Œuvres complètes de Lamartine (1860)/Tome 2/Le dernier chant du Pèlerinage d’Harold/Note troisième

La bibliothèque libre.
Œuvres complètes de LamartineChez l’auteur (p. 157-158).
NOTE TROISIÈME

(Page 97)


Où va-t-il ? Il gouverne au berceau du soleil.
Mais pourquoi sur son bord ce terrible appareil ?


Lord Byron avait, dit un de ses amis qui le connaissait bien, l’ambition de se faire un nom aussi grand par ses actions que celui qu’il s’était fait déjà par ses écrits. Peu de temps avant sa mort, il composa son ode belle et touchante sur le trente-sixième anniversaire de sa naissance ; ode qui prouve, d’une manière remarquable, cette nouvelle passion. Voici un des couplets :


Si tu regrettes ta jeunesse, pourquoi vivre ? Tu es sur une terre où tu peux chercher une mort glorieuse : cours aux armes, et sacrifie tes jours ! Ne réveille point la Grèce, elle est réveillée ; mais réveille-toi toi-même !


Lord Byron s’embarqua à Livourne, et arriva à Céphalonie dans les premiers jours du mois d’août 1823, accompagné de six ou sept amis, à bord du vaisseau anglais l’Hercule, capitaine Scott, qu’il avait frété exprès pour le conduire en Grèce. Il aimait à observer la nature ; il passait la plus grande partie des nuits à contempler les objets qui se présentent dans un voyage de mer ; car il savait jouir des charmes de la douce présence de la nuit. Il était bien au-dessus de l’affectation des extases poétiques ; mais on voit, dans tous ses ouvrages, combien il trouvait de délices à nourrir son imagination des beautés du monde physique. Il y a dans ses écrits plus d’images empruntées au spectacle de la mer, que dans ceux d’aucun autre poëte. Il les devait toutes à la Méditerranée, et à ses rivages éclairés par le soleil du Midi. Tandis que le vaisseau majestueux glissait à l’ombre de Stromboli, il contemplait le cours mélancolique des vagues ; et, quoique plongé dans ses rêveries ordinaires, son œil paraissait plus tranquille, et son front pâle plus doux.

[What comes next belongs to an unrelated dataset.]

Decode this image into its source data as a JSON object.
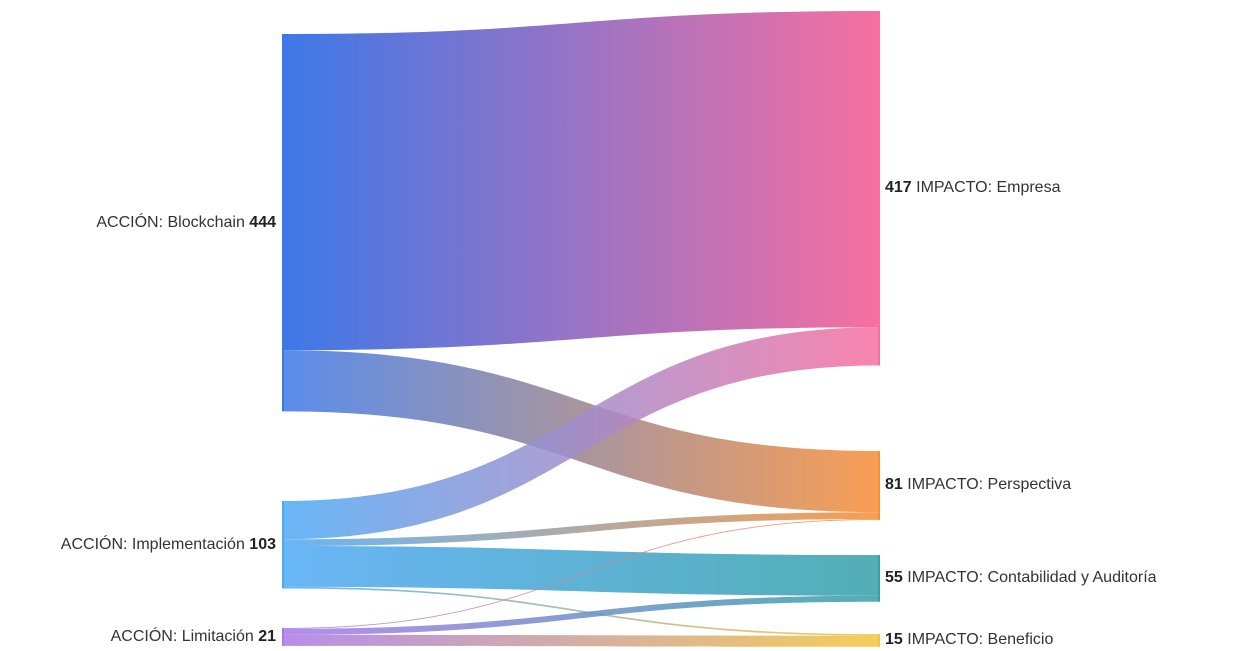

C’était un point très-important de déterminer vers quelle partie de la Grèce lord Byron dirigeait sa course. Le pays était en proie à des divisions intestines ; il eût craint de donner aveuglément le poids de son nom à une faction ; il voulait s’instruire. Il se détermina à relâcher à Céphalonie ; il y fut très-bien accueilli par les autorités anglaises.

Lord Byron, après quelques jours passés à Céphalonie, sur les instances de Maurocordato et du héros Marc Botzaris, vint débarquer à Missolonghi, enflammé d’une ardeur militaire qui allait jusqu’au délire : il le dit lui-même dans une de ses lettres. Après avoir, de son argent, payé la flotte grecque, il s’occupa de former une brigade de Souliotes. Cinq cents de ces soldats, les plus braves de la Grèce, se mirent à sa solde le 1er janvier 1824 ; et il ne fut pas difficile de trouver un but digne d’eux et de leur nouveau chef…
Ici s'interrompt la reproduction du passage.